Tres de estos siniestros ocurrieron en el área de Vigo, incluyendo uno en la VG-20, pocos días antes de las vacaciones de Semana Santa. El primer accidente mortal del año en las carreteras viguesas se cobró la vida de una vecina de Mos, quien falleció tras salirse de la vía con su vehículo y sufrir un impacto posterior.
Otro suceso trágico tuvo lugar el 1 de abril en Tomiño, donde un hombre fue atropellado mientras caminaba por el arcén de la PO-344. Un vehículo se salió de la carretera, impactó contra un muro y volcó, atrapando al peatón, quien falleció prácticamente en el acto. En enero, la EP-1002 en Aldán fue escenario de la muerte de un ciclista por una caída, aunque se baraja la posibilidad de una afección cardíaca como causa.

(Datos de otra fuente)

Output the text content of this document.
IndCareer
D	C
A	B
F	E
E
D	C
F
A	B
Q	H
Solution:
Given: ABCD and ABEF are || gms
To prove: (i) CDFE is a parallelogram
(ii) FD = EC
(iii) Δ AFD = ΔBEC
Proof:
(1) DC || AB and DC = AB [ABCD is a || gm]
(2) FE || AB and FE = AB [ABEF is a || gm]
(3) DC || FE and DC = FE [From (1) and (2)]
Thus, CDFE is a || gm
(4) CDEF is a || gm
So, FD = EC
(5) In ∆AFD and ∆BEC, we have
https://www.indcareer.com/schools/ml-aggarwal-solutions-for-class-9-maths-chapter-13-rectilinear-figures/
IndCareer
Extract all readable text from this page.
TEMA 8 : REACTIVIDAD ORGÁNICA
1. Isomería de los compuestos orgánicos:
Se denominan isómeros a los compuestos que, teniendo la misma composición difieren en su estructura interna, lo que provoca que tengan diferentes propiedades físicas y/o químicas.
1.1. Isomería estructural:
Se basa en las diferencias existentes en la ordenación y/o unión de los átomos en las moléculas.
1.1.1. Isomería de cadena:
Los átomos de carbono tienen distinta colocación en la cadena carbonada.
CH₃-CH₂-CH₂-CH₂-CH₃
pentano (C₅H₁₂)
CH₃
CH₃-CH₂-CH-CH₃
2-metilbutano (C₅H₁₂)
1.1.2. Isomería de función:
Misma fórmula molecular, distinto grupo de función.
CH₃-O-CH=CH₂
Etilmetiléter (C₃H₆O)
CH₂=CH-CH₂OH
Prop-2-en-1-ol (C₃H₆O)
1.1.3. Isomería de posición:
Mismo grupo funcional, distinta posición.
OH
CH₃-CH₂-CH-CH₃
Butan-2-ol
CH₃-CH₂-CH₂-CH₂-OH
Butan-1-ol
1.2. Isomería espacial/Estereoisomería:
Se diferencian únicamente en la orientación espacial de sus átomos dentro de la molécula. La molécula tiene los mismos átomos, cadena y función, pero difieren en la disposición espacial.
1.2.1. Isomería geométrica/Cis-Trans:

Aunque el incremento de la afluencia de vehículos durante la Semana Santa no se tradujo en una mayor siniestralidad mortal, sí se registraron varios accidentes con heridos de diversa consideración. El más reciente ocurrió en la madrugada del domingo en la PO-550, en Cambados, donde un motorista de 29 años tuvo que ser trasladado de urgencia al Hospital del Salnés tras una colisión entre un turismo y una motocicleta.
La Guardia Civil de Tráfico intensificó su vigilancia en las carreteras durante este periodo vacacional, activando nuevos radares para controlar la velocidad y tratar de reducir la siniestralidad.